Looking at Japan and Vermont it really seems like solution to the litter problem is making a culture of politeness. We really need some physiatrists to study what makes a society polite. Like what makes groups of people become polite.
one thing i cant stand are the people that bag up their dog shit, and then leave it on a trail. immediate mood ruiner when im trying to enjoy the wonders of our planet… and i see a plastic bag of dog shit. like, you’re doing more harm than good and youre probably aware of that very fact. these people are the human equivalent of dog shit.
It would be more environmentally friendly to just leave the dog shit alone instead of putting it in a bag first if you’re just gonna leave it on the ground still.
Fr poop is natural and it does a pretty good job at promoting plaint growth. Hell it’s not like your going to come across poop from racoons or deer. Hell I’m Shure if you were to go off trail it’s likely you might come across a half eaten deer. Poop is just as natural as death.

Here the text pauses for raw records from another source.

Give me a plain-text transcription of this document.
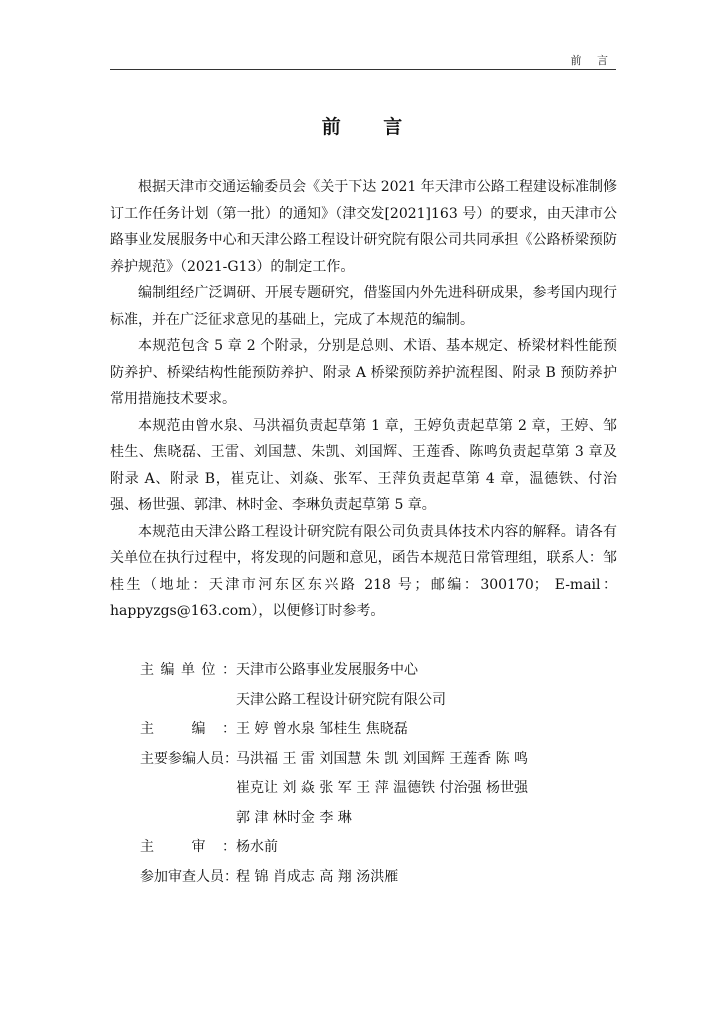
前 言
前 言

根据天津市交通运输委员会《关于下达 2021 年天津市公路工程建设标准制修订工作任务计划（第一批）的通知》（津交发[2021]163 号）的要求，由天津市公路事业发展服务中心和天津公路工程设计研究院有限公司共同承担《公路桥梁预防养护规范》（2021-G13）的制定工作。

编制组经广泛调研、开展专题研究，借鉴国内外先进科研成果，参考国内现行标准，并在广泛征求意见的基础上，完成了本规范的编制。

本规范包含 5 章 2 个附录，分别是总则、术语、基本规定、桥梁材料性能预防养护、桥梁结构性能预防养护、附录 A 桥梁预防养护流程图、附录 B 预防养护常用措施技术要求。

本规范由曾水泉、马洪福负责起草第 1 章，王婷负责起草第 2 章，王婷、邹桂生、焦晓磊、王雷、刘国慧、朱凯、刘国辉、王莲香、陈鸣负责起草第 3 章及附录 A、附录 B，崔克让、刘焱、张军、王萍负责起草第 4 章，温德铁、付治强、杨世强、郭津、林时金、李琳负责起草第 5 章。

本规范由天津公路工程设计研究院有限公司负责具体技术内容的解释。请各有关单位在执行过程中，将发现的问题和意见，函告本规范日常管理组，联系人：邹桂生（地址：天津市河东区东兴路 218 号；邮编：300170； E-mail：happyzgs@163.com），以便修订时参考。

主编单位： 天津市公路事业发展服务中心
天津公路工程设计研究院有限公司
主 编： 王 婷 曾水泉 邹桂生 焦晓磊
主要参编人员：
马洪福 王 雷 刘国慧 朱 凯 刘国辉 王莲香 陈 鸣
崔克让 刘 焱 张 军 王 萍 温德铁 付治强 杨世强
郭 津 林时金 李 琳
主 审： 杨水前
参加审查人员：
程 锦 肖成志 高 翔 汤洪雁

Poop is quite good at spreading disease though, which is also natural. A sustainable animal population leaving poop is different than a hiking trail that adds quite a bit to the load of poop the environment has to handle.

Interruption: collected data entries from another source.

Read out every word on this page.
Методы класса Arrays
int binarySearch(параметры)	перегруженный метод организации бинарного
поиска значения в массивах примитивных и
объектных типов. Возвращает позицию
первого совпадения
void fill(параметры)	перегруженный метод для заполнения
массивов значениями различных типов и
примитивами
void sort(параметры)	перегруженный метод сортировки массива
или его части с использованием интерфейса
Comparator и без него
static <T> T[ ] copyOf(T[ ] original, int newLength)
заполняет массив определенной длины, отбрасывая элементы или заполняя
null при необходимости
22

I once did this because i knew i was going to walk past that spot again and didnt want to carry it the whole time. no one was on that trail that day. and i brought it back out one the return a few hours later. (there were no trash cans out there.) Perhaps something similar was going on with you? Or am I a bad guy?
I wonder how many people have the same idea as you but then just forget when they walk back. On top of this, they never remember that they forgot so they have a guilty free conscious and do again.
If you’re confident you always pick it back up 100% of the time then great! But I wouldn’t do it because I’m dumb and would forget like 10% of the time.
Shit Trees. Dunno if it’s common in the rest of the world but a lot of Brit dog owners tie them to tree and buch branches. Then in winter you have Shit Trees & Turd Bushes.
Sometimes I feel pretty lucky to have grown up in Vermont. Because this is the norm, hell we even have a state holiday where we all go out and pick up trash that Flatlanders leave. And then I remember oh wait we are also the state that’s been destroying our forests and farm land for the sake of building suburban homes for litter bugs that don’t respect the culture that was already here.
My city now mandates by law that we have to put recyclable materials in the recycling bin and compost in the green bin. You can and will get fined if you don’t and they do check, for households at least, because the vast majority of restaurants, offices, hell city-owned public places like parks, transit stations, libraries, etc do not have a green bin and many don’t even have a recycling bin. I’ve directly been told to just throw it in the trash. Biodegradable packaging is useless 99% of the time because there is no compost bin to put it in and they end up in the landfill anyway.
It’s what I like to call environmental theatre and pinning the burden of waste sorting entirely on the individual instead of seeing it as an infrastructure and access problem requiring government action. Not even a lot of action either, just buy some dollar store trash cans and put them in places since you already have a comprehensive city-wide recycling and compost collection program.